Your carburetor may be cleaned if you are a little mechanically inclined. Disassemble the carburetor and clean it using special carburetor cleaning.

After cleaning, if the carburetor still doesn’t work, you may need to have it rebuilt or get a new one.

Dealers in small engines can also provide cleaning services. In any case, learn how much time and money it will cost to clean the carburetor. Think of it like getting a new carburetor.

There could not be much of a difference in cost. It could end up being cheaper to just get a new carb instead of paying to have the old one serviced.

Homelite Leaf Blower with a Faulty Recoil Starter

Any Homelite blower may be started with a recoil. It can be difficult to get going again if the string has become unstrung. A malfunctioning recoil start could also be caused by a damaged clip, a missing spring, a loose pulley, or any combination of the aforementioned.

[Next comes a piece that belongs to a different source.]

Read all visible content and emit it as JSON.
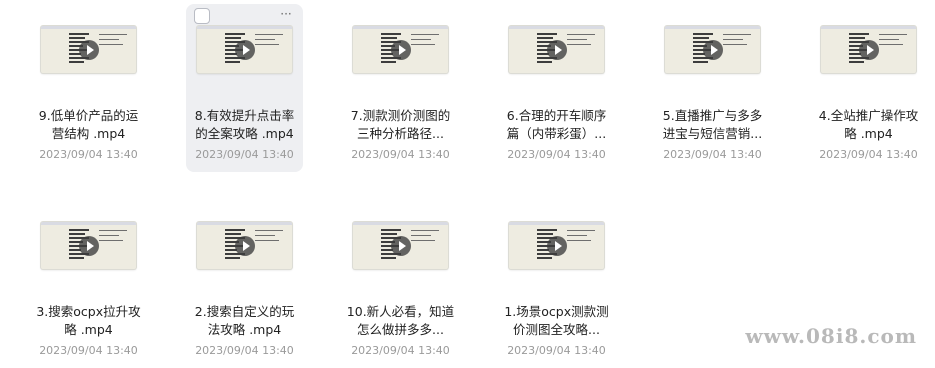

Recoil spring replacement and restringing are possible solutions. If the pulley or clips in your recoil are damaged, it may be best to replace the entire recoil assembly rather than trying to fix it.

Homelite Leaf Blower with a Broken Ignition Coil

It’s possible for the ignition coil’s winding to come loose, which would cause it to short out. No spark will be produced by the spark plug because insufficient voltage is being supplied. Because of this, your Homelite blower won’t turn on.

The problem can be solved by using an ohmmeter to check for a break in continuity in the ignition coil. If there is a crack in the ignition coil, you will need to replace it.

Homelite Leaf Blower with Blocked Spark Arrestor

As a tiny screen, the spark arrestor is susceptible to becoming soot-clogged. Forget about trying to start the leaf blower if the spark arrestor is blocked by debris.

A wire brush and some spark arrestor removal could be the answer. Spark arrestors can be cleaned, but if that doesn’t work, you should get a new one.

Flooded Homelite Leaf Blower Engine

In addition to the initial difficulty starting the engine, you may have flooded it. This can occur if the starter rope is pulled repeatedly while the choke is closed.

It can also occur if the priming bulb is repeatedly pushed or the starter rope is repeatedly pulled when the switch is off.

Quick fix:

What to Do If Your Homelite Leaf Blower’s Engine Is Flooded?

  • To activate, simply flip the switch.
  • The choke must be opened by shifting the lever.
  • Repeatedly pull the starter rope and press the throttle trigger to start the engine. It may take 5–15 pulls to get something going. As a first sign, the motor in your leaf blower will sputter. If you keep pulling, it should turn over after another pull or two.